On the surface, the NLRB’s decision seems like a sound one. The statistics are widely known. The NCAA and member schools make huge profits on the backs of football and basketball athletes who receive limited compensation. As every college student knows, the cost to attend college is considerably more than the published figure in college-visit pamphlets.
While the NCAA punished these players for trying to make money, it collected $913 million in revenue in 2013, mostly from basketball and football.
In theory, unionization would level the playing field by giving the athletes whose talents earned the money a fair portion of that money. Unions can be a positive institution in industry; they protect workers from abuses by their employer. However, when the “industry” in question is college sports, the conditions are vastly different. Make no mistake – the proliferation of unions in college sports will end intercollegiate athletics as we know it, and the change will not be good.
First, the primary draw of college sports is the institution of amateurism. Student-athletes compete for their schools purely for the competition and the opportunity to better themselves with an education. Ending amateurism contradicts the point of college sports; college essentially becomes lower divisions of the pro leagues. The ending of amateurism will precede a decrease in school spirit and enthusiasm, which we benefit from first-hand here at SEC powerhouse Alabama.

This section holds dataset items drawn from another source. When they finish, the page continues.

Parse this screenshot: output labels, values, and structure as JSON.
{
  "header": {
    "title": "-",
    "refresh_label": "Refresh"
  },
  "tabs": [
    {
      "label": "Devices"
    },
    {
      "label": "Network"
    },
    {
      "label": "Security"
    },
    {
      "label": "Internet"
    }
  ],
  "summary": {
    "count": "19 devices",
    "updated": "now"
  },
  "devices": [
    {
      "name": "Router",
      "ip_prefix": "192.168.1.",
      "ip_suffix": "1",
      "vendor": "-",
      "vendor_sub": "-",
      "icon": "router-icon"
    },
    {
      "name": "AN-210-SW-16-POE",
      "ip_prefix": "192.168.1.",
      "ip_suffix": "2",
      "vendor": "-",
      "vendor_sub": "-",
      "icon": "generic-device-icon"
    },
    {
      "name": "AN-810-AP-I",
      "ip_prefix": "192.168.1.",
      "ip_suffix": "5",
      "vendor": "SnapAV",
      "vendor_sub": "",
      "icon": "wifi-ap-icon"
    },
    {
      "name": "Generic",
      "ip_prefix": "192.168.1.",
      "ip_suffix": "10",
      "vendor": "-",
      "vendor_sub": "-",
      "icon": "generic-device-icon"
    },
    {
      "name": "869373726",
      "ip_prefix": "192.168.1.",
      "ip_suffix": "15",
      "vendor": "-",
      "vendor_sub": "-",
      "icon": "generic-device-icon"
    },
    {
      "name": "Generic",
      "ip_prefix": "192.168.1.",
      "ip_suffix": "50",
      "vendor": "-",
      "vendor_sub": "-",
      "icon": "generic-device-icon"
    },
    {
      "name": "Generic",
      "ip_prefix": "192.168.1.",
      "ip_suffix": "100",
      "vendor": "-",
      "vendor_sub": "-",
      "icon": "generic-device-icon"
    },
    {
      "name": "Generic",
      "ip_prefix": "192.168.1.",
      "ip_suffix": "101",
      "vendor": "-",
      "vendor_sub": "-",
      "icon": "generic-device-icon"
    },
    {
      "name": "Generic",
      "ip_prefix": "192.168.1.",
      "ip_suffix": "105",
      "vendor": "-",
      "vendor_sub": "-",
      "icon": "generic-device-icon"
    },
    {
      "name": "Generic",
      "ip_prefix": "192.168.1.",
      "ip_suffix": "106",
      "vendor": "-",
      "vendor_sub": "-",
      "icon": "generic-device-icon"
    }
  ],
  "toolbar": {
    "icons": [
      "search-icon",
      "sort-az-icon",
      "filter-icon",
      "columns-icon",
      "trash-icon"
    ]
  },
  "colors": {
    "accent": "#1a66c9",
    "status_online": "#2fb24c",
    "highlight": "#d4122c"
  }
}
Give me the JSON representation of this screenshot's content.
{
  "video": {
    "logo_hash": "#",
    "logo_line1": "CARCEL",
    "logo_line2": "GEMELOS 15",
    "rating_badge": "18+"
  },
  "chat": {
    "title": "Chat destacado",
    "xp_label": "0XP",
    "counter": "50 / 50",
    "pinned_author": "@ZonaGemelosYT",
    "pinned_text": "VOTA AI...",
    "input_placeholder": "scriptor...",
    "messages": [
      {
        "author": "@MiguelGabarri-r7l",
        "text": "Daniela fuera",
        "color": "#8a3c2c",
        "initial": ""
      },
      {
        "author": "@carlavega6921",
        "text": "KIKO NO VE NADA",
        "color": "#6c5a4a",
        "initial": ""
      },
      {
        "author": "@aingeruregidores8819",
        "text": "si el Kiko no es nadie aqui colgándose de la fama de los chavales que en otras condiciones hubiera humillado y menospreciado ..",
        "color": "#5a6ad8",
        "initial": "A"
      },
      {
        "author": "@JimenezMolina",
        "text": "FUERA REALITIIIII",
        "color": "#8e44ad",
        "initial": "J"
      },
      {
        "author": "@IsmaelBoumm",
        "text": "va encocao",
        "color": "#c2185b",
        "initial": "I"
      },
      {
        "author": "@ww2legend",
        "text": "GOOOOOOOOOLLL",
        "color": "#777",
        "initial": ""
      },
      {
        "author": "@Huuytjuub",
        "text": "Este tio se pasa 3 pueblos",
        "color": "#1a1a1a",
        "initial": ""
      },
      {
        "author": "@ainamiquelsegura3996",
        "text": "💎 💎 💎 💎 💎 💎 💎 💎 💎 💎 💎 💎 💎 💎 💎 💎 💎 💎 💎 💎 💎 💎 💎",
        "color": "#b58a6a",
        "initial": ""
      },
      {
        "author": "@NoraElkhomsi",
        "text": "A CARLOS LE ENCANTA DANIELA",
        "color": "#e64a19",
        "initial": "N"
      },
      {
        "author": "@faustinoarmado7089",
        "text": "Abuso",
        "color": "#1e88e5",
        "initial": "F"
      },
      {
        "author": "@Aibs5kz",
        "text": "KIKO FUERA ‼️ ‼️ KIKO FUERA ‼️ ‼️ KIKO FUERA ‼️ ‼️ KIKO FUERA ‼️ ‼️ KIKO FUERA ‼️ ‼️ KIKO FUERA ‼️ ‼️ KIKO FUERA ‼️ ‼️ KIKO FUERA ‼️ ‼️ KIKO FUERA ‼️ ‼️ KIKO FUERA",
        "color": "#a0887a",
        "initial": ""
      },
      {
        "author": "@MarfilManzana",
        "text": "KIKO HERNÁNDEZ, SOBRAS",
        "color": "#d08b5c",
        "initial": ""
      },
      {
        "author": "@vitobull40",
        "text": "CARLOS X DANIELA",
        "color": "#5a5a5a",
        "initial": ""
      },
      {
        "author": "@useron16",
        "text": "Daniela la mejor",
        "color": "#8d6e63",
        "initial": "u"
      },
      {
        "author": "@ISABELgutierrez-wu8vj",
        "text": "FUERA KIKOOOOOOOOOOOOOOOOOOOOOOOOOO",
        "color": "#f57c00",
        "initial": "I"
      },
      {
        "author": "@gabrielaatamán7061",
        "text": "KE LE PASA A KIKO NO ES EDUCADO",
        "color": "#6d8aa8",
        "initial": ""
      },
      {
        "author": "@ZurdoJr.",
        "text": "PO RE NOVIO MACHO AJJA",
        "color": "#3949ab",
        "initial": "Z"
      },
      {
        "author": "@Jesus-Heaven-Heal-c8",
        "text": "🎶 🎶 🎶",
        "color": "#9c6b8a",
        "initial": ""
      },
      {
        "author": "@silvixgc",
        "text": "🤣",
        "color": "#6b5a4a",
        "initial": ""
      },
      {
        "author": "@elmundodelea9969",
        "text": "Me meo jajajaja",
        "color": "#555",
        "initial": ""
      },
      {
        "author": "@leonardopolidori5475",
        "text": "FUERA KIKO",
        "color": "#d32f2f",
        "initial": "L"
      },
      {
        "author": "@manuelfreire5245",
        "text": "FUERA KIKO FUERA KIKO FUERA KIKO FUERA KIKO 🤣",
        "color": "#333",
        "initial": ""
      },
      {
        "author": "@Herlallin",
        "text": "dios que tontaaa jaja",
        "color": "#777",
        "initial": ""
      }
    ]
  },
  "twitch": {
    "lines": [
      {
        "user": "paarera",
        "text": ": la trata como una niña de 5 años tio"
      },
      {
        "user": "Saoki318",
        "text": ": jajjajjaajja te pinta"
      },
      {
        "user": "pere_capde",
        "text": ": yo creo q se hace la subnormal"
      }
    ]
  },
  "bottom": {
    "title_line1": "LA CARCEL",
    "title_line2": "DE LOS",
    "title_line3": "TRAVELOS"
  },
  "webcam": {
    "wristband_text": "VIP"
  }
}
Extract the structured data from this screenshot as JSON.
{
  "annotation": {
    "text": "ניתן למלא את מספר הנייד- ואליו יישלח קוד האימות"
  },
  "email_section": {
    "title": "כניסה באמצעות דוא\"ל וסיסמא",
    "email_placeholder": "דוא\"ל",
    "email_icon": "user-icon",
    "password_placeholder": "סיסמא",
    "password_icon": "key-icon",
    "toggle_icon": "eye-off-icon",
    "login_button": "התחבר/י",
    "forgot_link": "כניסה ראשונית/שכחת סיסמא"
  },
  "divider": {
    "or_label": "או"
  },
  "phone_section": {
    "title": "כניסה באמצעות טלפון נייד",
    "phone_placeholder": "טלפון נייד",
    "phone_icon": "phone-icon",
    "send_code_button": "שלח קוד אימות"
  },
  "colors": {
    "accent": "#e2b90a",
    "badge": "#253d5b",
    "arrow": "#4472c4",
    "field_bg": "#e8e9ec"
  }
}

Secondly, and most important to me personally, the unionization of college teams would likely end many non-revenue sports. Unionizing would force athletic departments to run on a break-even basis. That means we could say goodbye to our national championship-winning softball, gymnastics, golf teams and up to 11 other sports, which cost the university money to maintain. Without the profit generated from football and basketball, even wealthy athletic departments such as Alabama’s would be forced to close the door on a number of programs and prospective student-athletes.
These sports, despite not bringing revenue to the university directly, provide numerous benefits. Colleges are fertile training grounds for future Olympic athletes and these sports enrich universities – and the country – by bringing in student-athletes from all over the world. Athletes in these sports compete with just as much passion as revenue-sport athletes for themselves, their teammates and their school.
When schools begin to treat their athletes as “employees,” it presents numerous other problems. Money will be tighter. To maintain facilities that attract top recruits, schools will have to use money that could have been used for academic purposes. Smaller schools that can’t pay as much as large schools will have to drop out of the top division. Since athletes are “employees,” would they have to pay taxes to the state and federal governments on their scholarships?
The NCAA needs to relax some of its stringent rules on athlete compensation. Schools should be free to provide the real cost of attending a university to their athletes, which is more than a full scholarship. University presidents that recently voted “no” on a proposed $2,000 yearly stipend should reconsider. The NCAA, with its considerable financial strength (over $900 million in revenue), should help poorer member institutions pay this stipend. Finding the answer may be difficult, but the answer is not to allow players to forgo their amateurism and unionize. This would be a disaster and would end the traditional American college experience as we know it.
Kyle Simpson is a freshman majoring in biology. He is a member of the men’s varsity swimming and diving team.